Grenada prawie zrównana z ziemią przez huragan Ivan
Atak huraganu Ivan na
karaibską wyspę Grenadę okazał się prawdziwa katastrofą.
Żywioł nie tylko pozbawił życia co najmniej 20 osób, ale zniszczył lub poważnie uszkodził 85-90% domów, w tym rezydencję premiera, szkoły, główny szpital i wybudowany jeszcze w XVII wieku budynek więzienia, z którego zbiegli odbywający kary skazani.
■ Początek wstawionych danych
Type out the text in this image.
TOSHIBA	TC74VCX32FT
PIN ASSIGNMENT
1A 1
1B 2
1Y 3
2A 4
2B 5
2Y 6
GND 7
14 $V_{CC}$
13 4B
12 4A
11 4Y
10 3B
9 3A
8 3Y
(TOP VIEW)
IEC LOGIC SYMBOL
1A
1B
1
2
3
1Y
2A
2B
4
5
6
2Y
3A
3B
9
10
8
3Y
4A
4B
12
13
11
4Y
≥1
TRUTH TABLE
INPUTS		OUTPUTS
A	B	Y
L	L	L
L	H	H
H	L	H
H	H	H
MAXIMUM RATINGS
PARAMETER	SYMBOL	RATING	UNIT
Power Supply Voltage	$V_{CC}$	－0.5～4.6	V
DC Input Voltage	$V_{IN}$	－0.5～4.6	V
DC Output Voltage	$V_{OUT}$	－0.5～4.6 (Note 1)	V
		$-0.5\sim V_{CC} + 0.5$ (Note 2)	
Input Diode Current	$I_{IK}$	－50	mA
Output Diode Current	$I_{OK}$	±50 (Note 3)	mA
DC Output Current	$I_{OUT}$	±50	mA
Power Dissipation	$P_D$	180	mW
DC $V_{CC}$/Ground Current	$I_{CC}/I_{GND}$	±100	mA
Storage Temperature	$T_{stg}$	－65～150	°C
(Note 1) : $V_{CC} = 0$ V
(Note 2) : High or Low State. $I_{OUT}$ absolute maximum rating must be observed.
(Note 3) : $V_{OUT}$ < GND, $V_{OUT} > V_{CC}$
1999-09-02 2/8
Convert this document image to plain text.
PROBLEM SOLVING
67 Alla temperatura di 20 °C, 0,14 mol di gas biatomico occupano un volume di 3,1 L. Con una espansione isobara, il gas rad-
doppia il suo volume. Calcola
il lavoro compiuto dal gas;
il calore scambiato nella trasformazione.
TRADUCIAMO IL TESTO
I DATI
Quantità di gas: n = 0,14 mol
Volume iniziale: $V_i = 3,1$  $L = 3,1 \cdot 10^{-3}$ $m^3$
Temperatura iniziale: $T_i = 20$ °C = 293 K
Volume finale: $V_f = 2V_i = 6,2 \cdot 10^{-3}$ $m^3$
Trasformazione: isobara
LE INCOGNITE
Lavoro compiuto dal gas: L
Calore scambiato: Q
Wśród zbiegłych mają znajdować się osoby odbywające dożywotnie kary więzienia za zorganizowanie w 1983 r. lewicowego zamachu stanu.
Na wyspie nie działa łączność telefoniczna, brak jest prądu. W stolicy St. George's pojawiły się grupy rabusiów włamujące się do opuszczonych domów.
Na Grenadę skierowano posiłki policji i wojska z sąsiednich wysp, aby opanować sytuację.
Premier Grenady Keith Mitchell zmuszony był przenieść się na pokład brytyjskiego okrętu wojennego HMS "Richmond", który przybył z pomocą. Mitchell ocenił zniszczenia jako "nie do wyobrażenia".